Under construction now in Beta’s company’s workshop is a craft that will be twice the size AVA and able to go twice the distance. It will have a wingspan of under 50 feet and will be able to fly 290 miles before recharging. Clark expects the eventual commercial version to cost the same as a conventional six-seat propeller plane — $1 million. Beta’s planes are being built to transport cargo first, and then passengers.
At Beta’s office, engineers — some of whom have worked for the likes of GE and Twitter — design behind laptops around a communal table. 3D printers hum feet away generating prototype parts and airplane models. Across the room test pilots and computer programmers run simulations of the aircraft in development. A separate Beta facility mills parts and prototypes carbon propellers.
Flying Cross Country
Clark and the Beta team are preparing to fly AVA across the country this summer. A monumental task of coordination and aviation that doesn’t phase Clark. The lofty goal for the plane and Beta’s client whose funding much of the project is to create an electric battery-powered plane that will spirit human organs across the country for emergency transplants as part of a nationwide network of hospitals. Clark points to a map of over a dozen hospitals who’ve signed up already up and down the east coast.
Plane Charging Stations with Dynapower
In order to achieve the long term aims of the project, Clark and his team must not only develop the battery-powered electric plane and meet rigorous FAA safety standards in doing so, but they must also develop a charging station to charge and recharge the planes’ batteries. “It is here where Dynapower is providing critical support in both supplying equipment and expertise,” says Clark, a former Dynapower electrical engineer himself.
Dynapower is supplying Beta with DC/DC converters and energy storage inverters as part of Beta’s charging station.
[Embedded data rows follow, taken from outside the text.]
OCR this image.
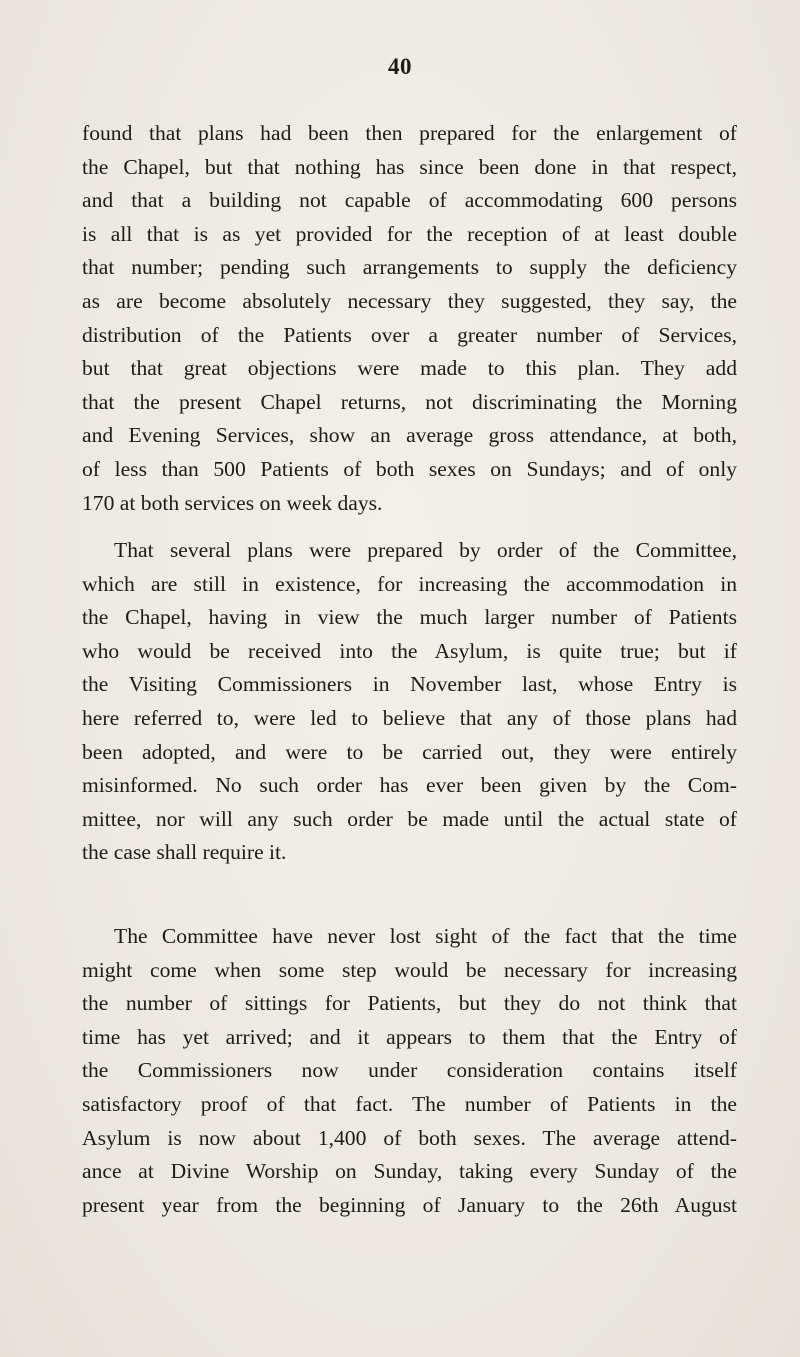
40
found that plans had been then prepared for the enlargement of
the Chapel, but that nothing has since been done in that respect,
and that a building not capable of accommodating 600 persons
is all that is as yet provided for the reception of at least double
that number; pending such arrangements to supply the deficiency
as are become absolutely necessary they suggested, they say, the
distribution of the Patients over a greater number of Services,
but that great objections were made to this plan. They add
that the present Chapel returns, not discriminating the Morning
and Evening Services, show an average gross attendance, at both,
of less than 500 Patients of both sexes on Sundays; and of only
170 at both services on week days.
That several plans were prepared by order of the Committee,
which are still in existence, for increasing the accommodation in
the Chapel, having in view the much larger number of Patients
who would be received into the Asylum, is quite true; but if
the Visiting Commissioners in November last, whose Entry is
here referred to, were led to believe that any of those plans had
been adopted, and were to be carried out, they were entirely
misinformed. No such order has ever been given by the Com-
mittee, nor will any such order be made until the actual state of
the case shall require it.
The Committee have never lost sight of the fact that the time
might come when some step would be necessary for increasing
the number of sittings for Patients, but they do not think that
time has yet arrived; and it appears to them that the Entry of
the Commissioners now under consideration contains itself
satisfactory proof of that fact. The number of Patients in the
Asylum is now about 1,400 of both sexes. The average attend-
ance at Divine Worship on Sunday, taking every Sunday of the
present year from the beginning of January to the 26th August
The Beta collaboration is a project near and dear to Dynapower’s Director of Energy Storage Chip Palombini. “Being a pilot myself, it is incredible to see the strides Beta has made in such a short period of time,” says Palombini.
Clark and the Beta team have built a mobile charging station in a former tour bus to power AVA’s charging. The bus is outfitted with Dynapower power electronics, and expandable roof for AVA to land on. While at the other end of the airport a team is building a prototype of the permanent charging station — the first of which will be deployed outside Beta’s offices in South Burlington a short distance away from the public air terminal.
Each charging station is constructed of a group of shipping containers. A landing pad spans several containers which will house everything from the actual charging station itself complete with batteries and Dynapower power electronics to quarters for the pilots to rest as required by FAA rules, and facilities for small airplane repairs. The modular structure assembles much like an erector set and is designed to be easily be transported by tractor-trailer without special permits.
“The stations can be grid-tied, tied to solar or wind and operated as a microgrid, or both,” says Clark, noting that when the stations are not in use the stored energy could be sold and fed into the local grid to offset expenses of operating the station and the planes. “Dynapower’s power electronics help provide us with that flexibility.”
Christian Bailey, a pilot who co-founded a venture fund called Curated Innovation in Cambridge, Massachusetts told VT Digger that Beta is unique among eVTOL startups with its goal for long-range flight.
“I was kind of stunned to see those shipping container battery packs (and power electronics),” said Bailey, who visited Clark’s company in November. “They can drop those things across the U.S. and allow one of these crafts to cross the whole country without ever needing to go to an existing (base), and certainly nobody else in the space is doing that.”